Dengan demikian, usaha al-Ghazali dalam menghidupkan kembali ilmu-ilmu agama--setelah mengkritik filsafat--sangat berhasil. Dengan usahanya itu ia mampu mengangkat derajat ilmu-ilmu agama ke jenjang yang sangat tinggi, bahkan barangkali tertinggi. Di dunia Sunni ia sangat dikagumi dan mendapat gelar "hujjat al-Islam" karena keberhasilannya itu. Akibatnya, kini "titik tekan" ilmu telah bergulir dari ilmu-ilmu rasional ke ilmu-ilmu agama. Sehubungan dengan itu, ia menegaskan bahwa mempelajari ilmu-ilmu agama adalah fardlu ain, sedangkan ilmu-ilmu rasional, fardlu kifayah, artinya tidak wajib bagi setiap Muslim. Tapi sayang, keberhasilan al-Ghazali dalam mengangkat derajat ilmu-ilmu agama ini harus ditebus dengan harga mahal, yaitu sirnanya disiplin ilmu filsafat dan cabang-cabangnya, dan kemudian dengan tradisi keilmuan rasional yang menyertainya.
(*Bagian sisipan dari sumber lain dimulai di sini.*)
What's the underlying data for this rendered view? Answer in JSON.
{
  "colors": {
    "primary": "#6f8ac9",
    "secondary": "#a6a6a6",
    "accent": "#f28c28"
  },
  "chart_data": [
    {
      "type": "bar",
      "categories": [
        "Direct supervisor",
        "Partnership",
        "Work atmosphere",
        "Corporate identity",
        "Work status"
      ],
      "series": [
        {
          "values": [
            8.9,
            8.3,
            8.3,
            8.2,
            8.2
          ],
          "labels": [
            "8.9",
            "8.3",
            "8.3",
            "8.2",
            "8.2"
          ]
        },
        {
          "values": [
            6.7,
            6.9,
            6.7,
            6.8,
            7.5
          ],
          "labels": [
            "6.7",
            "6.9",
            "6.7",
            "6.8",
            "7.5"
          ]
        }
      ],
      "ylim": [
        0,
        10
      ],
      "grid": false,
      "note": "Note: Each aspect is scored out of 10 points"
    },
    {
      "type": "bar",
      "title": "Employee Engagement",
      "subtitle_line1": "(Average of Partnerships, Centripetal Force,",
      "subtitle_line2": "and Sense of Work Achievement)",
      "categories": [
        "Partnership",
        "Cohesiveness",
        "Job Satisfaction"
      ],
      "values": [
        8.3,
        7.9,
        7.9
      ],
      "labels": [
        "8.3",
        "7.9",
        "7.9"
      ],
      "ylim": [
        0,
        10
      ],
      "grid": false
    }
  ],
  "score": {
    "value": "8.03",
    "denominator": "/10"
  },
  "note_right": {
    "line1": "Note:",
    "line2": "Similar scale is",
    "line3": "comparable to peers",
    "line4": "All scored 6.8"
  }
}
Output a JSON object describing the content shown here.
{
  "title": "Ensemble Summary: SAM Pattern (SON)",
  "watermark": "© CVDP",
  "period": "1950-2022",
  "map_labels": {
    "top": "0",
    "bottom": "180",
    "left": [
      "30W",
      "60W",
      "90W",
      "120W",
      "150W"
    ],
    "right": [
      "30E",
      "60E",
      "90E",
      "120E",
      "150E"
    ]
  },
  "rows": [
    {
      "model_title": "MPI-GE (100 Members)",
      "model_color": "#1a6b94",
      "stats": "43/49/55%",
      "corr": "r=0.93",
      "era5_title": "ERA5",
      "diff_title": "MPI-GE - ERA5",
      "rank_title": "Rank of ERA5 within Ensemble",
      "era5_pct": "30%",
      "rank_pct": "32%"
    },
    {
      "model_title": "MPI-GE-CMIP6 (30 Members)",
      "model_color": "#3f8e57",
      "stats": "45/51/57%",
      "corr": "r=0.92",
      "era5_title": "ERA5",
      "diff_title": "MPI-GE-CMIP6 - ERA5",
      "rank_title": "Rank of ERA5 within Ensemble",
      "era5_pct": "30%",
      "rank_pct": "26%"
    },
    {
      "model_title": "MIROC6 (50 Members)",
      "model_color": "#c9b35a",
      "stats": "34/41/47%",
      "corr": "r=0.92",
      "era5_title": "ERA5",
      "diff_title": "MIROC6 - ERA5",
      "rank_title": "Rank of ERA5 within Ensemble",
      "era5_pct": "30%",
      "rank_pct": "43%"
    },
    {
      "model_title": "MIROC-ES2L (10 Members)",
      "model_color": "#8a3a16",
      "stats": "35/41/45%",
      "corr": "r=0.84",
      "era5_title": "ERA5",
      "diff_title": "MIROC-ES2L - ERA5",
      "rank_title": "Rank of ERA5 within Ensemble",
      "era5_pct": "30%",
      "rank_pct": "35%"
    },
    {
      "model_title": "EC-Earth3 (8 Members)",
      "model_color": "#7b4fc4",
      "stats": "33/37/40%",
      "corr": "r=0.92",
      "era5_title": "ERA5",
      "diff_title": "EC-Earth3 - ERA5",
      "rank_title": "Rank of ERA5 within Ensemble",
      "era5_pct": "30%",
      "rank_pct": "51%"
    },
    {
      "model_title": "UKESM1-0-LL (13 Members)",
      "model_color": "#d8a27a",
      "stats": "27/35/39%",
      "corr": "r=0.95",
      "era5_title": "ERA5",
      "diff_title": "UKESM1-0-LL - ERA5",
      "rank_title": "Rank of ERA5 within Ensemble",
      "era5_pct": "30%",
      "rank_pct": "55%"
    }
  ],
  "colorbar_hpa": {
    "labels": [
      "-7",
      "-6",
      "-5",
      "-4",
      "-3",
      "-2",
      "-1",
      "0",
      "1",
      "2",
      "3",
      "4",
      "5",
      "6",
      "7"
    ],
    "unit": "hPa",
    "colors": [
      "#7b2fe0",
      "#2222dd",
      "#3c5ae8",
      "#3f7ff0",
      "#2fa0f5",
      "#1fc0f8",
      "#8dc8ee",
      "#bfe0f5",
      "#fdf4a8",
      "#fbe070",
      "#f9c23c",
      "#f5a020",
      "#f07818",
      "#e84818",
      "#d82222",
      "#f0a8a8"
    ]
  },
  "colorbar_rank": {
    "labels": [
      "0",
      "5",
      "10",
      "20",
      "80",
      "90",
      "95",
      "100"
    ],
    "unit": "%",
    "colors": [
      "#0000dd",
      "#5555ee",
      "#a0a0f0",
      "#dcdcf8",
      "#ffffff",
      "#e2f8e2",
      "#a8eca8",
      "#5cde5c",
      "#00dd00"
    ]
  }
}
Tantangan-tantangan Filosofis Kontemporer
Dibanding dengan tantangan filosofis yang dihadapi al-Ghazali sekitar seribu tahun yang lalu, tantangan-tantangan filosofis yang dihadapi kaum muslimin saat ini jauh lebih serius dan radikal, karena sementara tantangan yang dihadapi al-Ghazali muncul dari para filosof yang masih percaya teguh pada yang ghaib (realitas-realitas metafisik), tantangan-tantangan filosofis yang dihadapi kaum intelektual Muslim saat ini muncul dari para filosof dan ilmuwan yang telah kehilangan kepercayaannya pada hal-hal yang bersifat metafisik. Tidak cukup dengan itu, mereka juga menyebarluaskan pandangan-pandangan anti-metafisik mereka dengan cara menyerang fondasi-fondasi metafisik yang dikatakannya sebagai ilusi dan tak bermakna. Karena itu tantangan itu jauh lebih serius dan radikal. Mereka bukan lagi memberikan tafsir yang tidak ortodoks terhadap realitas metafisik, tetapi menafikannya dengan menyerang status ontologis dari dunia metafisik itu sendiri.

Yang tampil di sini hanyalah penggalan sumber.